Strengthening Housing Market to be Tested by Rising Mortgage Rates
Prospective homebuyers are feeling an increasing sense of urgency to make a purchase as a rise in mortgage rates is widely believed to be at hand. Since hovering at historic lows for the past five years, rates have nowhere to go but up – and the Federal Reserve is expected to begin spurring that process later this year. Raising the short-term interest rate will put upward pressure on all mortgage rates, including the 30-year fixed rate mortgage, which has lingered around 4% for months.

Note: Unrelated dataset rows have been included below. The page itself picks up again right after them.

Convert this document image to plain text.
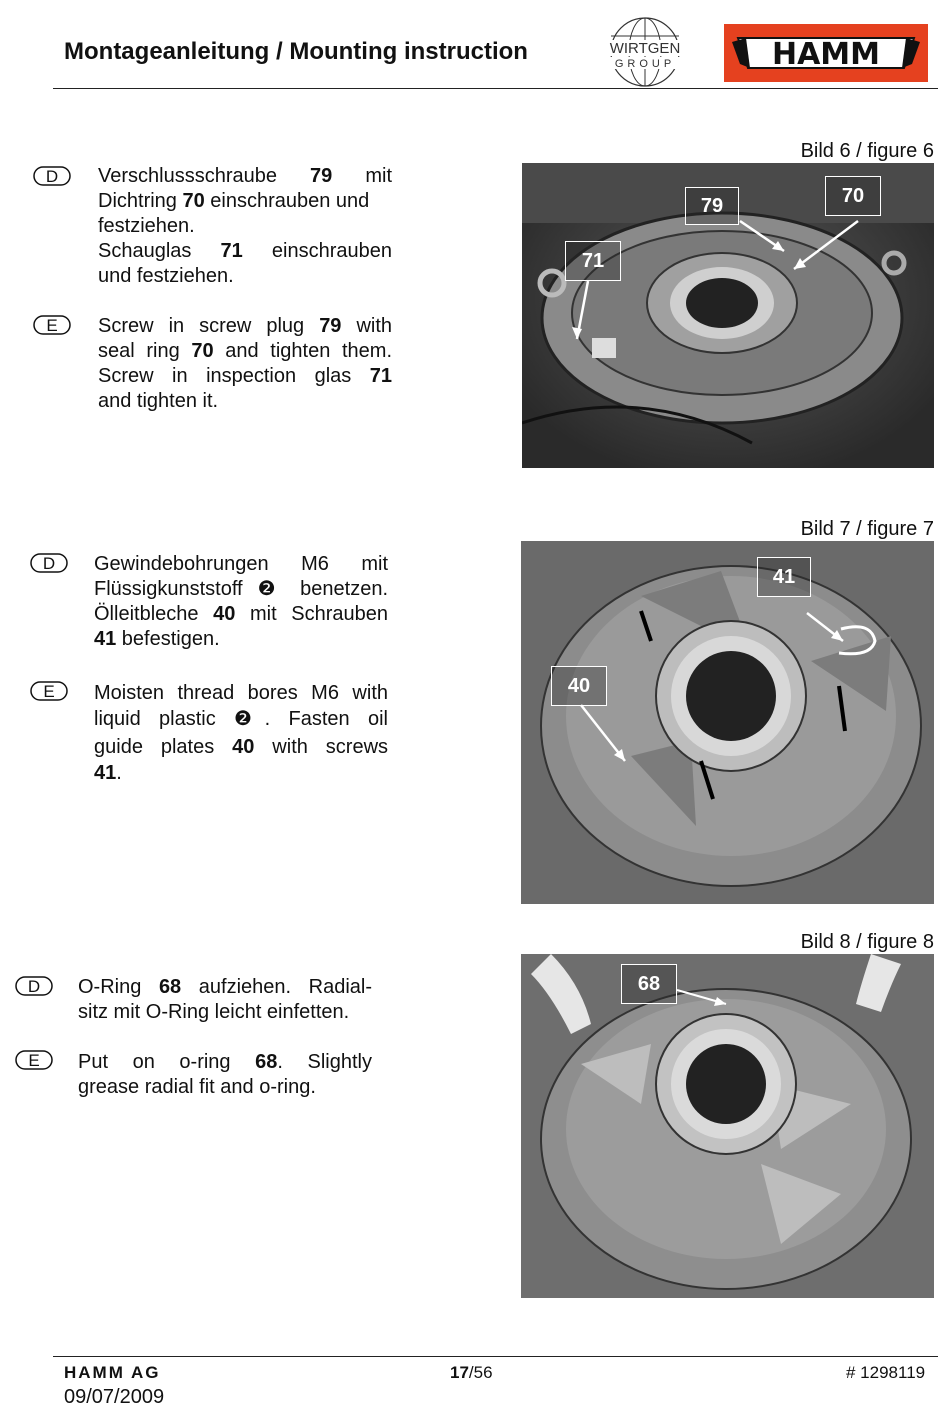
Montageanleitung / Mounting instruction	WIRTGEN
GROUP	HAMM
Bild 6 / figure 6
D Verschlussschraube 79 mit
Dichtring 70 einschrauben und
festziehen.
Schauglas 71 einschrauben
und festziehen.
E Screw in screw plug 79 with
seal ring 70 and tighten them.
Screw in inspection glas 71
and tighten it.
79	70
71
Bild 7 / figure 7
D Gewindebohrungen M6 mit
Flüssigkunststoff ❷ benetzen.
Ölleitbleche 40 mit Schrauben
41 befestigen.
E Moisten thread bores M6 with
liquid plastic ❷. Fasten oil
guide plates 40 with screws
41.
41
40
Bild 8 / figure 8
D O-Ring 68 aufziehen. Radial-
sitz mit O-Ring leicht einfetten.
E Put on o-ring 68. Slightly
grease radial fit and o-ring.
68
HAMM AG
09/07/2009
17/56	# 1298119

This move will come as the housing market has slowly regained strength nationally in recent years, with 51 metropolitan areas posting double-digit percentage price gains in the first quarter of 2015, according to the National Association of Realtors®.
Cheaper to Buy Than Rent?
Some experts are skeptical the market’s momentum will survive the higher rates, however. Leonard Kiefer, Deputy Chief Economist at Freddie Mac’s Office of the Chief Economist, notes that housing faltered in 2013 as soon as rates rose by a full percentage point early in the year. Interest rates have a dramatic effect on the housing market because higher rates mean higher mortgage payments; as the Wall Street Journal notes, the two-point difference on a $400,000 mortgage at 3.9% and 5.9% equals an estimated $480 per month.
Other economists predict the majority of homebuyers won’t be deterred by rising rates, at least for now. With average-sized homes still at affordable prices compared to average incomes and apartment rents sharply on the rise in recent years, higher rates could be problematic only in the priciest cities, such as Los Angeles and San Francisco.